Wenige Meter vom Haupteingang entfernt hat es sich der Unternehmensberater Matthias C. Lischke mit seinen Freunden an einer langen Tafel bequem gemacht. Stilgerecht zelebrieren sie französische Lebensart - inklusive eines weißen Rosenbouquets als Tischschmuck, Champagnerflaschen im versilberten Kühler und weißen (!) Champagnerkelchen. "Die Atmosphäre ist unbeschreiblich. Es passt einfach alles, die Menschen haben sich in Schale geworfen und sind superrelaxed. Dazu lecker Essen und ein guter Tropfen, mehr geht nicht", sagt Lischke und wirkt selig. Tatsächlich geht doch noch mehr: Denn am Kopf dieser Tafel sitzt der Pianist Alexander Raytchev und bearbeitet hingebungsvoll ein mitgebrachtes Keyboard. Spontan gesellt sich eine Sängerin dazu, leider nicht wie eigentlich vorgeschrieben in Weiß gekleidet, doch das wird ihr dank italienischer Opernarien sofort und lächelnd verziehen.

Da bleiben auch Touristen stehen und zücken ihre Fotoapparate: "Wir wollten uns eigentlich nur den Michel anschauen, und dann haben wir uns über all die weiß gekleideten Menschen gewundert. Ich dachte zuerst, das sei eine Sekte", sagt eine Touristin aus Stuttgart lächelnd.
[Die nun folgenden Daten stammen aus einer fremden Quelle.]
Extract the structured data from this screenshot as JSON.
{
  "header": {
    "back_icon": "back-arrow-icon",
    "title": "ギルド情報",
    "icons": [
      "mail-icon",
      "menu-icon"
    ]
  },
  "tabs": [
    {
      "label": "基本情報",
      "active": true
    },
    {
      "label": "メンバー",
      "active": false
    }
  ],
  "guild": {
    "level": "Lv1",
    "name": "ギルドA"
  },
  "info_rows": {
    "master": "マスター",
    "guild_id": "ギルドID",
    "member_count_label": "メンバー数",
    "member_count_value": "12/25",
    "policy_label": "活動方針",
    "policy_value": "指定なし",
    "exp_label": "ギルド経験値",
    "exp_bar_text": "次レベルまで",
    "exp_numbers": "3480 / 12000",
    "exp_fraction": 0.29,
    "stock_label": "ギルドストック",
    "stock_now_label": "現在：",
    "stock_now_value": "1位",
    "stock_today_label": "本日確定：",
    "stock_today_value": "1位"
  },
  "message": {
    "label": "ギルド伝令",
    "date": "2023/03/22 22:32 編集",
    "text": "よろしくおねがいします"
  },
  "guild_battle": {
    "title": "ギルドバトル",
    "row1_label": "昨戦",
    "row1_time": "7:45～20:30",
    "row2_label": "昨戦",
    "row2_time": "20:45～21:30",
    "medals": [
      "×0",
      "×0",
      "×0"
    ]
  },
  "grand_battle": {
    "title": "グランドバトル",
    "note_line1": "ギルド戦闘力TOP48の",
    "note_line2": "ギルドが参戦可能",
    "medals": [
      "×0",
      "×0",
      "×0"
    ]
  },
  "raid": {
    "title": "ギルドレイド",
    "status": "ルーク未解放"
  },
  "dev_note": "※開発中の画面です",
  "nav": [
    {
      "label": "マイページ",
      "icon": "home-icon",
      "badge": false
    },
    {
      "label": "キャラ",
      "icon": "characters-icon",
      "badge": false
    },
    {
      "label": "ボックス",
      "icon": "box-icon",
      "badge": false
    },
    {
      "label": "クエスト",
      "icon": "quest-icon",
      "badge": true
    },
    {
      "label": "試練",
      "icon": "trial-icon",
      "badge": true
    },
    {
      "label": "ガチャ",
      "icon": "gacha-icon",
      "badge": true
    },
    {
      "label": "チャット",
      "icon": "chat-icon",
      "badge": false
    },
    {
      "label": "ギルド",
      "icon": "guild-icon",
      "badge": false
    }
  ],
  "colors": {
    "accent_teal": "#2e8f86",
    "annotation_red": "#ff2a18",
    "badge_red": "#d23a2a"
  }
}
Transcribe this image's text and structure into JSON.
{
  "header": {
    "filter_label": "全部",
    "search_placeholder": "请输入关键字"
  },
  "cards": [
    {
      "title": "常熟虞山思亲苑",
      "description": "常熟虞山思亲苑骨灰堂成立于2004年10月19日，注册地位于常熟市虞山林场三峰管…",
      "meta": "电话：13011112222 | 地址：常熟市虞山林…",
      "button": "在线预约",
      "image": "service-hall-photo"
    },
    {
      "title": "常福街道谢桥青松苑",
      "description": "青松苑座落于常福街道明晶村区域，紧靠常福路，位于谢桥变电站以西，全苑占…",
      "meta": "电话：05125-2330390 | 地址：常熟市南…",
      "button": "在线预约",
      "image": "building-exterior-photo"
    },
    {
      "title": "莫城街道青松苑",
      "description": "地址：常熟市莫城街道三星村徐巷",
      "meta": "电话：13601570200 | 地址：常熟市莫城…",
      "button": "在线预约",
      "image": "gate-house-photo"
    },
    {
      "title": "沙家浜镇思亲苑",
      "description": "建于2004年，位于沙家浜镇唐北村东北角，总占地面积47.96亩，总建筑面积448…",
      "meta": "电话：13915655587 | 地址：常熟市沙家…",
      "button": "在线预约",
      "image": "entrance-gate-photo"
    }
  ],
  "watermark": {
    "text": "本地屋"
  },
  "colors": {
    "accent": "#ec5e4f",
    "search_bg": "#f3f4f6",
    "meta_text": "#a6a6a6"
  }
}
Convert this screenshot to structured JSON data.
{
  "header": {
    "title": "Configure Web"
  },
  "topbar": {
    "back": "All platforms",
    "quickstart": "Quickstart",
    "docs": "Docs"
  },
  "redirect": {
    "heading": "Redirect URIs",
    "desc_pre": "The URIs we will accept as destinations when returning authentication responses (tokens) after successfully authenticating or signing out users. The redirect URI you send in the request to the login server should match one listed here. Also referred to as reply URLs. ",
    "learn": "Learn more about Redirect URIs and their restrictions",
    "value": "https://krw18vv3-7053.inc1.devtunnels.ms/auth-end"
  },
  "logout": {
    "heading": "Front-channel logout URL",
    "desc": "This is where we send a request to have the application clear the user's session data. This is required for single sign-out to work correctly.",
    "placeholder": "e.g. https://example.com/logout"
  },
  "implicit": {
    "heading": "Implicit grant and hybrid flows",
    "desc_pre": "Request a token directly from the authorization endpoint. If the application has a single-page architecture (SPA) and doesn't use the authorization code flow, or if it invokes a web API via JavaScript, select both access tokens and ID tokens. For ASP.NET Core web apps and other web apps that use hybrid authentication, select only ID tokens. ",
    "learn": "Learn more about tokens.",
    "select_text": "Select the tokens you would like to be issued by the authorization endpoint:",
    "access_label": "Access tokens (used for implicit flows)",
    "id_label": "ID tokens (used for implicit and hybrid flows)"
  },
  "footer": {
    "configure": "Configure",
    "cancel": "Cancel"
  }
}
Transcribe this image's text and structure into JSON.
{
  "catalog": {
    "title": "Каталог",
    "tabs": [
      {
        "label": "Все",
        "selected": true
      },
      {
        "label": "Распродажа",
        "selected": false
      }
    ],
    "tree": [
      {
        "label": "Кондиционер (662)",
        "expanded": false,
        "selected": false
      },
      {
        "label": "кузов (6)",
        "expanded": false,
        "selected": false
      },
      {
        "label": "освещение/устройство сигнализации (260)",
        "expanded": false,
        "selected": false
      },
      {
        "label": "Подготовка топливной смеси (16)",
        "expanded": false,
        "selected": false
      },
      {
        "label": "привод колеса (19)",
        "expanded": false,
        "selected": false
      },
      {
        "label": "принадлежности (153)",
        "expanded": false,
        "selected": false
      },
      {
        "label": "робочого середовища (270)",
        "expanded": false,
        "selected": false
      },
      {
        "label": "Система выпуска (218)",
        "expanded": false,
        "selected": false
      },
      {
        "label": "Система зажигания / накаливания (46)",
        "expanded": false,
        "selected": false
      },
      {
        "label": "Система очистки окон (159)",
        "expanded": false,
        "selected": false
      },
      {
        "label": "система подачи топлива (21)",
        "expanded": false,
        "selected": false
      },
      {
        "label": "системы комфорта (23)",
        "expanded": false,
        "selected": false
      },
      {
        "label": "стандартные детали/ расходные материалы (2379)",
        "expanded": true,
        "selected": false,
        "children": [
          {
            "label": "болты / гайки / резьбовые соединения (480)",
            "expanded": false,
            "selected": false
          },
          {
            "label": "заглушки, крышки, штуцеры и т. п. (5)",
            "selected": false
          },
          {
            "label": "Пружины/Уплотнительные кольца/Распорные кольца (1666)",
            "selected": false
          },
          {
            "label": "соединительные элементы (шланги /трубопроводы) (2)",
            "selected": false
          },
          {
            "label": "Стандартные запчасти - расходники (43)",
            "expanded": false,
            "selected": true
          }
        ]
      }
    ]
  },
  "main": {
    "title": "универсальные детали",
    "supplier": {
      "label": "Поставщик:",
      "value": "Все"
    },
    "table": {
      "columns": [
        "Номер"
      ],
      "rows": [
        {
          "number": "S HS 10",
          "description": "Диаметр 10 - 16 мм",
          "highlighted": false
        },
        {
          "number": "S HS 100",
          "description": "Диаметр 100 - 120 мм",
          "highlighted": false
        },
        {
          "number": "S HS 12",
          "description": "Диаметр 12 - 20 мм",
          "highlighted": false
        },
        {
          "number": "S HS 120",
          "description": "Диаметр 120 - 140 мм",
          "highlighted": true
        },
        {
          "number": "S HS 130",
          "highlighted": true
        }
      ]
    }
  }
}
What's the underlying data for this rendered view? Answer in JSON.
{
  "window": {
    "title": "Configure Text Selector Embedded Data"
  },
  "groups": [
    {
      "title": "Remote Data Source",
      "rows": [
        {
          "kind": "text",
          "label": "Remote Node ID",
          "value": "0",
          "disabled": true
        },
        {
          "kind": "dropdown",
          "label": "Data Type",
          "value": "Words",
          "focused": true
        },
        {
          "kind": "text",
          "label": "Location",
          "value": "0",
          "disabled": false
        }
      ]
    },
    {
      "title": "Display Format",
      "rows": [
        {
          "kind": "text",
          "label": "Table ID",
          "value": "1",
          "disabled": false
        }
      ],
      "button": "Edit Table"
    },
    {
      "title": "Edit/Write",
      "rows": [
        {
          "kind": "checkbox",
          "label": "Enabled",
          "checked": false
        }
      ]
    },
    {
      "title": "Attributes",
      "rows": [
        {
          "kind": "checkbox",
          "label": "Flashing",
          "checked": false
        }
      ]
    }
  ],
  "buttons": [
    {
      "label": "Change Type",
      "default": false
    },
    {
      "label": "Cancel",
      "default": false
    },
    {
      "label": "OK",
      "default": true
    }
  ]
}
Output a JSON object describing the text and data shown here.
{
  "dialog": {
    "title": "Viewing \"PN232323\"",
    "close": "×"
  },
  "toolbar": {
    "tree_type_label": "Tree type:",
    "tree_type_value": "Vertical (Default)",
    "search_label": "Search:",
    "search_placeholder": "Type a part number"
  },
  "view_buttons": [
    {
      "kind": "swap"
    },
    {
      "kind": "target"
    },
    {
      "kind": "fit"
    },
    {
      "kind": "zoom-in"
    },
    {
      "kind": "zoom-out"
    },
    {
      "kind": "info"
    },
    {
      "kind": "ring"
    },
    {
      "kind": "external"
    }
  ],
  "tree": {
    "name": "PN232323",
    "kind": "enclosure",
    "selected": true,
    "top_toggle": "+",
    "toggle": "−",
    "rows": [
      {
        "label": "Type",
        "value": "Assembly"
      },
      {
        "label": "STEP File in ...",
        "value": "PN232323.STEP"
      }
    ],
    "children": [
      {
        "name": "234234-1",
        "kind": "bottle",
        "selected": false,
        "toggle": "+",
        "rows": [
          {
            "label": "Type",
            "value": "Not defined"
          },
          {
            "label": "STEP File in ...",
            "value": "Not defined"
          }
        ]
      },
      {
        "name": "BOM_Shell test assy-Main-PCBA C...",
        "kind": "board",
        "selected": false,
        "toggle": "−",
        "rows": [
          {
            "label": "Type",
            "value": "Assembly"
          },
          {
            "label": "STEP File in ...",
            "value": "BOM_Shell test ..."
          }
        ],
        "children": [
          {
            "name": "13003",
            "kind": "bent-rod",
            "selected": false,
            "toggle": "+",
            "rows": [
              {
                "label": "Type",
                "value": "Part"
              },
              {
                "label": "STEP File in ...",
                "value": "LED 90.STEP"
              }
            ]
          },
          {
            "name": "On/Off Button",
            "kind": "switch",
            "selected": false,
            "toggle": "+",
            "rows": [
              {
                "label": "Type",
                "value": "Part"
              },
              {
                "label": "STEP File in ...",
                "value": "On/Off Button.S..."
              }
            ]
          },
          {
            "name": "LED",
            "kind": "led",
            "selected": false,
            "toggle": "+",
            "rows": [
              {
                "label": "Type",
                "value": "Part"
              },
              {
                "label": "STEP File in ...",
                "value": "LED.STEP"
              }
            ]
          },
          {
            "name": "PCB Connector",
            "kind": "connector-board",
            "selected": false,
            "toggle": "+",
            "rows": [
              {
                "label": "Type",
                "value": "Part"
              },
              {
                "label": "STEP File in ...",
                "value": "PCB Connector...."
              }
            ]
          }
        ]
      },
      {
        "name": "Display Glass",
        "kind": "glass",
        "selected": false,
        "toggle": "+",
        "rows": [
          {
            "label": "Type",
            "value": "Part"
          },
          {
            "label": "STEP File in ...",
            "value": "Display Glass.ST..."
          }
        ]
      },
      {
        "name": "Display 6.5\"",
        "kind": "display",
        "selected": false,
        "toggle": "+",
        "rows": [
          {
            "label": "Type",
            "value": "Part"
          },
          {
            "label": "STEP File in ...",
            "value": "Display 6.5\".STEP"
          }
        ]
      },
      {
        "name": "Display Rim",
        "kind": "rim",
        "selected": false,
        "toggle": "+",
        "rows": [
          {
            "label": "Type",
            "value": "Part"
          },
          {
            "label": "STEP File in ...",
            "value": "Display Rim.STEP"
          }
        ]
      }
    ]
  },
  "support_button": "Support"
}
Schließlich stünden auch die Tische, die wie die Stühle selber mitgebracht werden müssen, ordentlich aneinandergereiht.

Aber es handelt sich bloß um eine verschworene Gemeinschaft, die weder politische noch religiöse Ziele verfolgt, sondern einfach nur für pure Lebenslust sorgen möchte. "Mit den Nachbarn kommt man sofort ins Gespräch, denn alle sind irgendwie gut gelaunt", sagt Marlies Krempl, die sich extra für diesen Abend ein neues, passendes Outfit zugelegt hat: "Auf dem Flohmarkt. Angeblich stammt das Seidenkleid aus den 40er-Jahren." Bereits zum zweiten Mal besucht die Eimsbüttlerin mit Freunden das Weiße Dinner. Die Tafel biegt sich unter Rohmilchkäseplatten, Antipasti, Minipizzen und Salaten. Dazu wird gekühlter Weißwein getrunken. "Hier kann man nach Herzenslust das Leben genießen", sagt Marlies Krempl. Wenig später, als die Zeiger der Turmuhr 21.30 Uhr anzeigen, verwandeln die Gäste die Michel-Wiese in ein Meer aus Wunderkerzen.

Da lächelt auch Sascha Nadjafi, der Krempl gegenübersitzt, selig vor sich hin. Der 34-Jährige aus Mannheim hat sich noch rasch eine weiße Hose kaufen müssen. "Aber die Anschaffung und die Reise haben sich echt gelohnt. Das ist so genial, so etwas sollte man bei uns daheim auch mal auf die Beine stellen."